Le rapport de l’Assemblée nationale comporte une proposition n° 16 qui traite de ce problème. Permettez-moi de vous en donner partiellement lecture :
« Imposer aux grandes entreprises une obligation légale de publier des rapports spécifiquement consacrés à la présentation de leur politique de rémunération de leurs dirigeants-mandataires et à la description lisible, précise et exhaustive des rémunérations individuellement perçues par ces derniers ;
« Modifier la loi pour reconnaître à l’assemblée générale des actionnaires un droit de vote qui serait :
« - triennal et ex ante » – c'est-à-dire avant que les rémunérations aient été versées – « lorsqu’il porterait sur les principes et les grandes lignes de la politique de rémunération des dirigeants-mandataires sociaux pour les trois années à venir ;
« - annuel et ex post » – c'est-à-dire après que les rémunérations auront été versées, ce qui constituerait une sorte d’examen critique de ces rémunérations – « lorsqu’il porterait sur le détail des rémunérations – fixes et variables, mais aussi sous forme d’indemnités de bienvenue, de départ et de non-concurrence – perçues individuellement par les dirigeants-mandataires sociaux au cours de l’exercice précédant l’assemblée générale. »
La rapporteur de la commission des lois de l'Assemblée nationale propose ensuite de « reconnaître aux actionnaires un droit de veto sur les principes et le détail des rémunérations dès lors qu’une majorité des deux tiers des actionnaires réunis en assemblée générale exprime un vote négatif ». C’est donc un système de majorité semblable à celui que nous connaissons pour les nominations dans un certain d’instances du type Hauts Conseils.
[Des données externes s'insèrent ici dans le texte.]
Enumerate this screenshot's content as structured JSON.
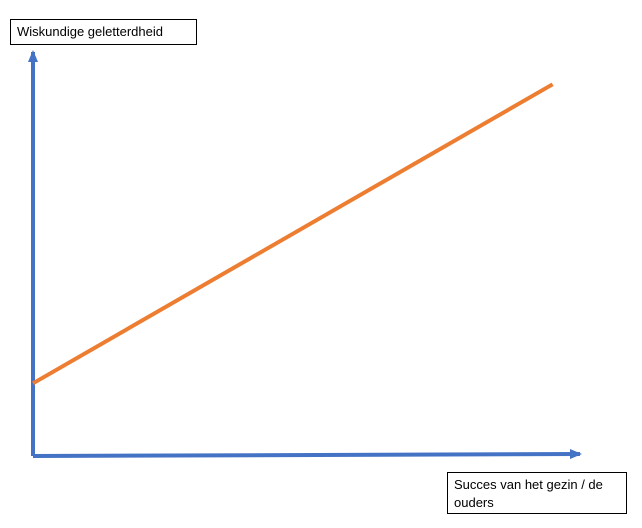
{
  "chart_data": {
    "type": "line",
    "title": "",
    "ylabel": "Wiskundige geletterdheid",
    "xlabel": "Succes van het gezin / de ouders",
    "xlim": [
      0,
      1
    ],
    "ylim": [
      0,
      1
    ],
    "grid": false,
    "axes_color": "#4472C4",
    "series": [
      {
        "color": "#ED7D31",
        "x": [
          0,
          0.95
        ],
        "y": [
          0.18,
          0.92
        ]
      }
    ]
  }
}
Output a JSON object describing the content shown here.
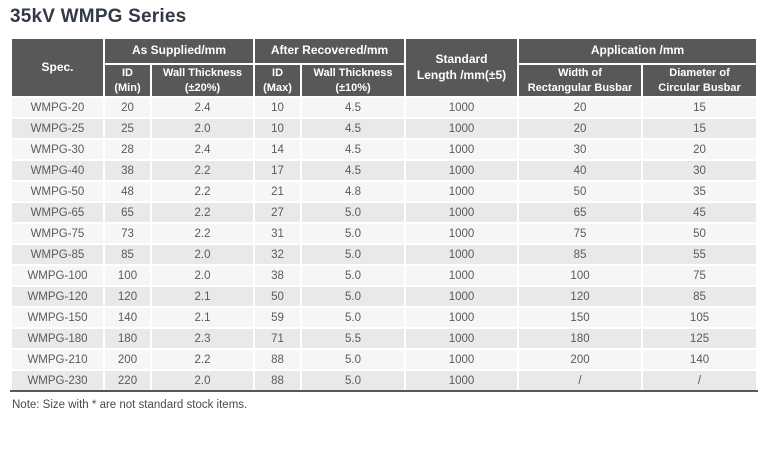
{
  "page_title": "35kV WMPG Series",
  "note": "Note: Size with * are not standard stock items.",
  "colors": {
    "header_bg": "#58585a",
    "header_text": "#ffffff",
    "row_odd_bg": "#f6f6f6",
    "row_even_bg": "#e9e9e9",
    "body_text": "#5a5a5c",
    "title_text": "#323a45",
    "cell_divider": "#ffffff",
    "table_bottom_rule": "#58585a"
  },
  "table": {
    "header": {
      "spec": "Spec.",
      "as_supplied": "As Supplied/mm",
      "after_recovered": "After Recovered/mm",
      "standard_length": "Standard\nLength /mm(±5)",
      "application": "Application /mm",
      "id_min": "ID\n(Min)",
      "wall_thickness_20": "Wall Thickness\n(±20%)",
      "id_max": "ID\n(Max)",
      "wall_thickness_10": "Wall Thickness\n(±10%)",
      "width_rect": "Width of\nRectangular Busbar",
      "diameter_circ": "Diameter of\nCircular Busbar"
    },
    "rows": [
      [
        "WMPG-20",
        "20",
        "2.4",
        "10",
        "4.5",
        "1000",
        "20",
        "15"
      ],
      [
        "WMPG-25",
        "25",
        "2.0",
        "10",
        "4.5",
        "1000",
        "20",
        "15"
      ],
      [
        "WMPG-30",
        "28",
        "2.4",
        "14",
        "4.5",
        "1000",
        "30",
        "20"
      ],
      [
        "WMPG-40",
        "38",
        "2.2",
        "17",
        "4.5",
        "1000",
        "40",
        "30"
      ],
      [
        "WMPG-50",
        "48",
        "2.2",
        "21",
        "4.8",
        "1000",
        "50",
        "35"
      ],
      [
        "WMPG-65",
        "65",
        "2.2",
        "27",
        "5.0",
        "1000",
        "65",
        "45"
      ],
      [
        "WMPG-75",
        "73",
        "2.2",
        "31",
        "5.0",
        "1000",
        "75",
        "50"
      ],
      [
        "WMPG-85",
        "85",
        "2.0",
        "32",
        "5.0",
        "1000",
        "85",
        "55"
      ],
      [
        "WMPG-100",
        "100",
        "2.0",
        "38",
        "5.0",
        "1000",
        "100",
        "75"
      ],
      [
        "WMPG-120",
        "120",
        "2.1",
        "50",
        "5.0",
        "1000",
        "120",
        "85"
      ],
      [
        "WMPG-150",
        "140",
        "2.1",
        "59",
        "5.0",
        "1000",
        "150",
        "105"
      ],
      [
        "WMPG-180",
        "180",
        "2.3",
        "71",
        "5.5",
        "1000",
        "180",
        "125"
      ],
      [
        "WMPG-210",
        "200",
        "2.2",
        "88",
        "5.0",
        "1000",
        "200",
        "140"
      ],
      [
        "WMPG-230",
        "220",
        "2.0",
        "88",
        "5.0",
        "1000",
        "/",
        "/"
      ]
    ]
  },
  "chart_data": {
    "type": "table",
    "title": "35kV WMPG Series",
    "columns": [
      "Spec.",
      "As Supplied/mm ID (Min)",
      "As Supplied/mm Wall Thickness (±20%)",
      "After Recovered/mm ID (Max)",
      "After Recovered/mm Wall Thickness (±10%)",
      "Standard Length /mm(±5)",
      "Application/mm Width of Rectangular Busbar",
      "Application/mm Diameter of Circular Busbar"
    ],
    "rows": [
      [
        "WMPG-20",
        20,
        2.4,
        10,
        4.5,
        1000,
        "20",
        "15"
      ],
      [
        "WMPG-25",
        25,
        2.0,
        10,
        4.5,
        1000,
        "20",
        "15"
      ],
      [
        "WMPG-30",
        28,
        2.4,
        14,
        4.5,
        1000,
        "30",
        "20"
      ],
      [
        "WMPG-40",
        38,
        2.2,
        17,
        4.5,
        1000,
        "40",
        "30"
      ],
      [
        "WMPG-50",
        48,
        2.2,
        21,
        4.8,
        1000,
        "50",
        "35"
      ],
      [
        "WMPG-65",
        65,
        2.2,
        27,
        5.0,
        1000,
        "65",
        "45"
      ],
      [
        "WMPG-75",
        73,
        2.2,
        31,
        5.0,
        1000,
        "75",
        "50"
      ],
      [
        "WMPG-85",
        85,
        2.0,
        32,
        5.0,
        1000,
        "85",
        "55"
      ],
      [
        "WMPG-100",
        100,
        2.0,
        38,
        5.0,
        1000,
        "100",
        "75"
      ],
      [
        "WMPG-120",
        120,
        2.1,
        50,
        5.0,
        1000,
        "120",
        "85"
      ],
      [
        "WMPG-150",
        140,
        2.1,
        59,
        5.0,
        1000,
        "150",
        "105"
      ],
      [
        "WMPG-180",
        180,
        2.3,
        71,
        5.5,
        1000,
        "180",
        "125"
      ],
      [
        "WMPG-210",
        200,
        2.2,
        88,
        5.0,
        1000,
        "200",
        "140"
      ],
      [
        "WMPG-230",
        220,
        2.0,
        88,
        5.0,
        1000,
        "/",
        "/"
      ]
    ]
  }
}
Le co-rapporteur est d’un avis différent puisqu’il propose de « conférer au vote des actionnaires un caractère purement consultatif ».
Les deux formules sont donc sur la table.
En conclusion, j’indique que notre commission a souhaité s’en remettre à la sagesse du Sénat sur cet amendement. Conscients de ces différents problèmes, nous souhaitons savoir, avant que le Sénat ne se prononce, ce que le Gouvernement entend faire dans les mois qui viennent.